A lei da isonomia salarial e as interseccionalidades invisíveis

Celebra-se a atual tentativa do legislador de promover uma transformação sociocultural concreta e efetiva na visão androcêntrica do mundo do trabalho acerca das pessoas trabalhadoras, das suas competências e habilidades.

25/8/2023

O ano era 1943. Entrava em vigor o decreto-lei 5.452, a Consolidação das Leis do Trabalho. Em sua redação original, o art. 5º do diploma legal dispunha “a todo trabalho de igual valor corresponderá salário igual, sem distinção de sexo”. Oitenta anos e alguns outros dispositivos normativos separam esse artigo da CLT, ainda em vigor, da festejada lei 14.611, de 03 de julho de 2023, a qual dispõe sobre igualdade salarial e critérios remuneratórios entre mulheres e homens.
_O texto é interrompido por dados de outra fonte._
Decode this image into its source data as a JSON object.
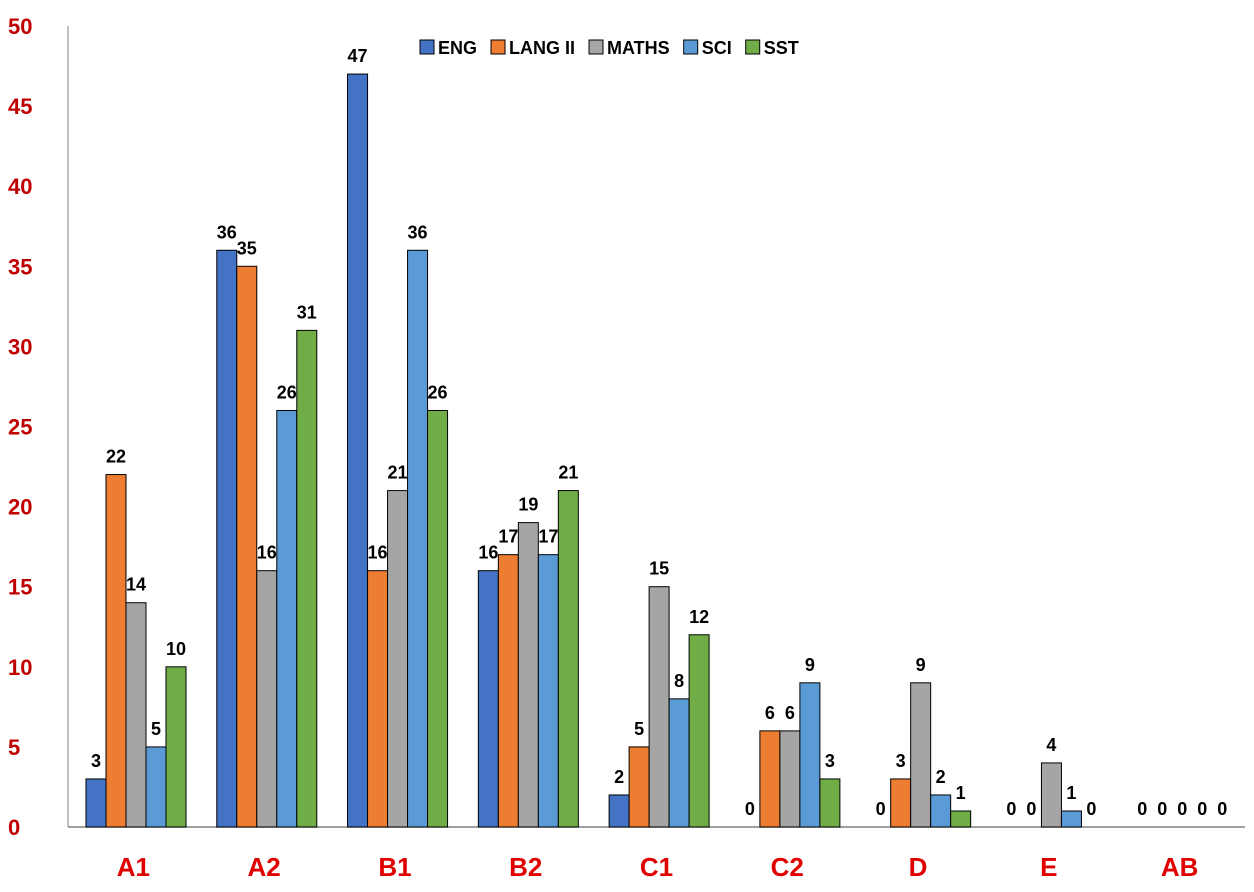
{
  "chart_data": {
    "type": "bar",
    "title": "",
    "xlabel": "",
    "ylabel": "",
    "categories": [
      "A1",
      "A2",
      "B1",
      "B2",
      "C1",
      "C2",
      "D",
      "E",
      "AB"
    ],
    "series": [
      {
        "name": "ENG",
        "color": "#4472c4",
        "values": [
          3,
          36,
          47,
          16,
          2,
          0,
          0,
          0,
          0
        ]
      },
      {
        "name": "LANG II",
        "color": "#ed7d31",
        "values": [
          22,
          35,
          16,
          17,
          5,
          6,
          3,
          0,
          0
        ]
      },
      {
        "name": "MATHS",
        "color": "#a5a5a5",
        "values": [
          14,
          16,
          21,
          19,
          15,
          6,
          9,
          4,
          0
        ]
      },
      {
        "name": "SCI",
        "color": "#5b9bd5",
        "values": [
          5,
          26,
          36,
          17,
          8,
          9,
          2,
          1,
          0
        ]
      },
      {
        "name": "SST",
        "color": "#70ad47",
        "values": [
          10,
          31,
          26,
          21,
          12,
          3,
          1,
          0,
          0
        ]
      }
    ],
    "ylim": [
      0,
      50
    ],
    "yticks": [
      0,
      5,
      10,
      15,
      20,
      25,
      30,
      35,
      40,
      45,
      50
    ],
    "grid": false,
    "legend_position": "top",
    "data_labels": true,
    "ytick_color": "#c00000",
    "xtick_color": "#e00000"
  }
}
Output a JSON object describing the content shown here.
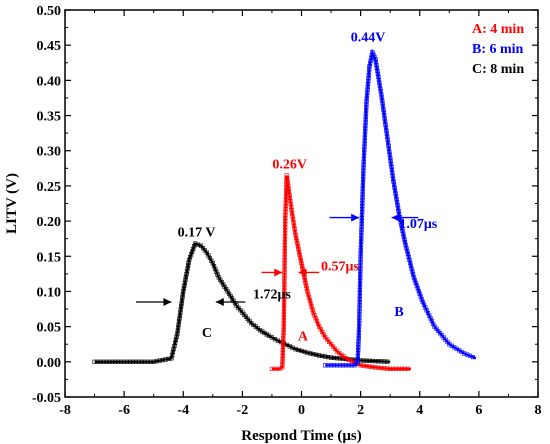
{
  "chart_data": {
    "type": "line",
    "xlabel": "Respond Time (μs)",
    "ylabel": "LITV (V)",
    "xlim": [
      -8,
      8
    ],
    "ylim": [
      -0.05,
      0.5
    ],
    "xticks": [
      -8,
      -6,
      -4,
      -2,
      0,
      2,
      4,
      6,
      8
    ],
    "xtick_labels": [
      "-8",
      "-6",
      "-4",
      "-2",
      "0",
      "2",
      "4",
      "6",
      "8"
    ],
    "yticks": [
      -0.05,
      0,
      0.05,
      0.1,
      0.15,
      0.2,
      0.25,
      0.3,
      0.35,
      0.4,
      0.45,
      0.5
    ],
    "ytick_labels": [
      "-0.05",
      "0.00",
      "0.05",
      "0.10",
      "0.15",
      "0.20",
      "0.25",
      "0.30",
      "0.35",
      "0.40",
      "0.45",
      "0.50"
    ],
    "grid": false,
    "legend_position": "top-right",
    "legend": [
      {
        "text": "A: 4 min",
        "color": "#ff0000"
      },
      {
        "text": "B: 6 min",
        "color": "#0000ff"
      },
      {
        "text": "C: 8 min",
        "color": "#000000"
      }
    ],
    "series": [
      {
        "label": "C",
        "color": "#000000",
        "x": [
          -7.0,
          -5.0,
          -4.4,
          -4.2,
          -4.0,
          -3.8,
          -3.6,
          -3.4,
          -3.2,
          -3.0,
          -2.8,
          -2.5,
          -2.2,
          -2.0,
          -1.7,
          -1.4,
          -1.1,
          -0.8,
          -0.5,
          -0.2,
          0.2,
          0.6,
          1.0,
          1.5,
          2.0,
          2.5,
          3.0
        ],
        "y": [
          0.0,
          0.0,
          0.005,
          0.04,
          0.1,
          0.145,
          0.168,
          0.165,
          0.155,
          0.14,
          0.12,
          0.1,
          0.08,
          0.07,
          0.055,
          0.045,
          0.037,
          0.03,
          0.024,
          0.018,
          0.013,
          0.009,
          0.006,
          0.004,
          0.002,
          0.001,
          0.0
        ]
      },
      {
        "label": "A",
        "color": "#ff0000",
        "x": [
          -1.0,
          -0.75,
          -0.65,
          -0.6,
          -0.55,
          -0.5,
          -0.45,
          -0.35,
          -0.2,
          0.0,
          0.2,
          0.4,
          0.6,
          0.8,
          1.0,
          1.2,
          1.5,
          2.0,
          2.5,
          3.0,
          3.7
        ],
        "y": [
          -0.01,
          -0.01,
          -0.008,
          0.05,
          0.2,
          0.265,
          0.25,
          0.22,
          0.18,
          0.14,
          0.1,
          0.07,
          0.05,
          0.035,
          0.025,
          0.015,
          0.005,
          -0.005,
          -0.008,
          -0.01,
          -0.01
        ]
      },
      {
        "label": "B",
        "color": "#0000ff",
        "x": [
          0.8,
          1.5,
          1.8,
          1.9,
          1.95,
          2.0,
          2.1,
          2.2,
          2.3,
          2.4,
          2.5,
          2.7,
          2.9,
          3.1,
          3.3,
          3.5,
          3.8,
          4.1,
          4.5,
          5.0,
          5.5,
          5.9
        ],
        "y": [
          -0.005,
          -0.005,
          -0.005,
          0.0,
          0.05,
          0.15,
          0.28,
          0.37,
          0.42,
          0.44,
          0.43,
          0.38,
          0.32,
          0.26,
          0.21,
          0.17,
          0.12,
          0.085,
          0.05,
          0.025,
          0.012,
          0.005
        ]
      }
    ],
    "annotations": {
      "peak_c": {
        "text": "0.17 V",
        "color": "#000000",
        "x": -3.55,
        "y": 0.178
      },
      "width_c": {
        "text": "1.72μs",
        "color": "#000000",
        "x": -1.0,
        "y": 0.09
      },
      "width_c_y": 0.085,
      "width_c_left": -4.4,
      "width_c_right": -2.9,
      "curve_c_label": {
        "text": "C",
        "color": "#000000",
        "x": -3.2,
        "y": 0.035
      },
      "peak_a": {
        "text": "0.26V",
        "color": "#ff0000",
        "x": -0.4,
        "y": 0.275
      },
      "width_a": {
        "text": "0.57μs",
        "color": "#ff0000",
        "x": 1.3,
        "y": 0.13
      },
      "width_a_y": 0.127,
      "width_a_left": -0.65,
      "width_a_right": -0.1,
      "curve_a_label": {
        "text": "A",
        "color": "#ff0000",
        "x": 0.05,
        "y": 0.03
      },
      "peak_b": {
        "text": "0.44V",
        "color": "#0000ff",
        "x": 2.25,
        "y": 0.455
      },
      "width_b": {
        "text": "1.07μs",
        "color": "#0000ff",
        "x": 3.95,
        "y": 0.19
      },
      "width_b_y": 0.205,
      "width_b_left": 1.95,
      "width_b_right": 3.05,
      "curve_b_label": {
        "text": "B",
        "color": "#0000ff",
        "x": 3.3,
        "y": 0.065
      }
    }
  }
}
Celebra-se a atual tentativa do legislador de promover uma transformação sociocultural concreta e efetiva na visão androcêntrica do mundo do trabalho acerca das pessoas trabalhadoras, das suas competências e habilidades. Uma nova roupagem de enfrentamento a um antigo problema que a sociedade brasileira, a despeito da legislação trabalhista, da Constituição Federal de 1988 e das normas internacionais de Direitos Humanos ainda não deu conta de resolver. Portanto, a efetividade normativa que tanto se  almeja decorrerá do compromisso do legislador com a visibilidade das dinâmicas de trabalho das mulheres a partir das lentes da perspectiva de gênero, pensando o Direito do Trabalho a partir das teorias feministas e considerando que a casa, a família e o trabalho doméstico não são estranhos ao mundo do trabalho produtivo, mas sim a sua base1 .
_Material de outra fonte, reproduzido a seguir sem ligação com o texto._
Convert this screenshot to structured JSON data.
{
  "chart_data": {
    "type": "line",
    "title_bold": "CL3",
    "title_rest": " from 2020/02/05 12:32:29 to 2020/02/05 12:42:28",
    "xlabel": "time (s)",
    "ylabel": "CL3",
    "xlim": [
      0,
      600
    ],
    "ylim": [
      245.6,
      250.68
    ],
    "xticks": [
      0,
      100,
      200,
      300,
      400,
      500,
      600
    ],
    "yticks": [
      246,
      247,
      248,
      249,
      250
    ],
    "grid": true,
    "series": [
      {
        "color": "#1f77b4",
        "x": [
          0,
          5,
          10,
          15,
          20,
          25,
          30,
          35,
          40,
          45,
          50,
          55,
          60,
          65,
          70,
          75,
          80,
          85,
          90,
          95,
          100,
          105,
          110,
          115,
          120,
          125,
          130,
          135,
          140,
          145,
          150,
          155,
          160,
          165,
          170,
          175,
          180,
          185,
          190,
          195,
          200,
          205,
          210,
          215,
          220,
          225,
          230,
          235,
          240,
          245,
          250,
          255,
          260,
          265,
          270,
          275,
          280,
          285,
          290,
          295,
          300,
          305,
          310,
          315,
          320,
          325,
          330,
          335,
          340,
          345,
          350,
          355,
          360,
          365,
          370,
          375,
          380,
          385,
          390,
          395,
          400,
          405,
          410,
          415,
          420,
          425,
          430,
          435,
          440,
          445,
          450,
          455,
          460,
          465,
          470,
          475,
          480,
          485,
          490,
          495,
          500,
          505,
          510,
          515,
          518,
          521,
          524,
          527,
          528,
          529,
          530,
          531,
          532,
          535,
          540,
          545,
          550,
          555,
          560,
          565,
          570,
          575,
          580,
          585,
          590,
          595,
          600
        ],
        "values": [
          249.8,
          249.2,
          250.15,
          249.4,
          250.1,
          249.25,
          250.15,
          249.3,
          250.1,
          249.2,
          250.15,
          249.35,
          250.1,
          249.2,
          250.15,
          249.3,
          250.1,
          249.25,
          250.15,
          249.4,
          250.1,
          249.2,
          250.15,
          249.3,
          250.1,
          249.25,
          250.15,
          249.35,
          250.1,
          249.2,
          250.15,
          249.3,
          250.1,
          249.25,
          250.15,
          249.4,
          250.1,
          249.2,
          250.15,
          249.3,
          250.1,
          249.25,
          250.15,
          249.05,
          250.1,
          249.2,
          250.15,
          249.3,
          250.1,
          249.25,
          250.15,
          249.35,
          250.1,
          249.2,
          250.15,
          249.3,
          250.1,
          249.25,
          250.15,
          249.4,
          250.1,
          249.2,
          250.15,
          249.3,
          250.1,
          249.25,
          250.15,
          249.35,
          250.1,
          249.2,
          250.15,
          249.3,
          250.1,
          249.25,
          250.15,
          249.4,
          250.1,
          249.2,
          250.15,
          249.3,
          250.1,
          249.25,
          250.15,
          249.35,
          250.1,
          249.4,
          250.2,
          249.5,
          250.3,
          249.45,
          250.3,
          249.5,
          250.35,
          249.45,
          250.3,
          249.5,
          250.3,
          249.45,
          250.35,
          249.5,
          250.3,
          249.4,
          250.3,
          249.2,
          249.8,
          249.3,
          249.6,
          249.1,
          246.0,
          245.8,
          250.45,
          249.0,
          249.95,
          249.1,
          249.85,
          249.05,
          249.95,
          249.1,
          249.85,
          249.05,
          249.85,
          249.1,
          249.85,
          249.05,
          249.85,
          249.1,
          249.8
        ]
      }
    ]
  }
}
Não há como tratar de isonomia salarial no mundo do trabalho sem destacar, ainda que de forma sucinta, três aspectos: 1) os impactos dos estereótipos de gênero na inserção feminina no mundo do trabalho, os quais reforçam a posição de centralidade dos homens na sociedade, desprestigiando características e habilidade entendidas socialmente como femininas e valorizando características e comportamentos tidos como masculinos2; 2) a divisão sexual do trabalho, conceito formulado por teóricas feministas fundado em dois princípios, quais sejam, o da separação - através do qual se interpreta que existem trabalhos que devem ser exercidos por homens e outros que se atribui às mulheres; e o hierárquico – através do qual se observa que o trabalho do homem é mais valorizado social e economicamente que o trabalho da mulher3 e, 3) o caráter sexuado da precarização4 marcado pelo crescimento da participação de mulheres, em especial de mulheres que acumulam atravessamentos interseccionais de gênero e raça, em trabalhos precários, vulneráveis ou informais, onde os desníveis salariais em relação aos homens são ainda mais acentuados.

A divisão sexual do trabalho, associada à manutenção no Brasil do familismo como modelo vigente na prática do cuidado, tendo as unidades familiares como principais responsáveis pelo bem-estar de seus membros, sexualiza de maneira naturalizada o trabalho doméstico não remunerado, voltado para o cuidado da família, cabendo às mulheres exercê-lo, ainda que estejam inseridas no mundo produtivo de trabalho5.

Tais considerações preliminares se fazem essenciais para formular uma análise crítica da lei 14.611/2023. O legislador claramente não se ateve a elas, ao estabelecer genericamente a vedação à discriminação salarial, buscando garanti-la, seja através do endurecimento das consequências pecuniárias pela não observância do comando legal, seja pela ampliação de possibilidades de fiscalização do seu cumprimento, ou ainda, pela previsão de condutas para estímulo da participação feminina no mundo do trabalho.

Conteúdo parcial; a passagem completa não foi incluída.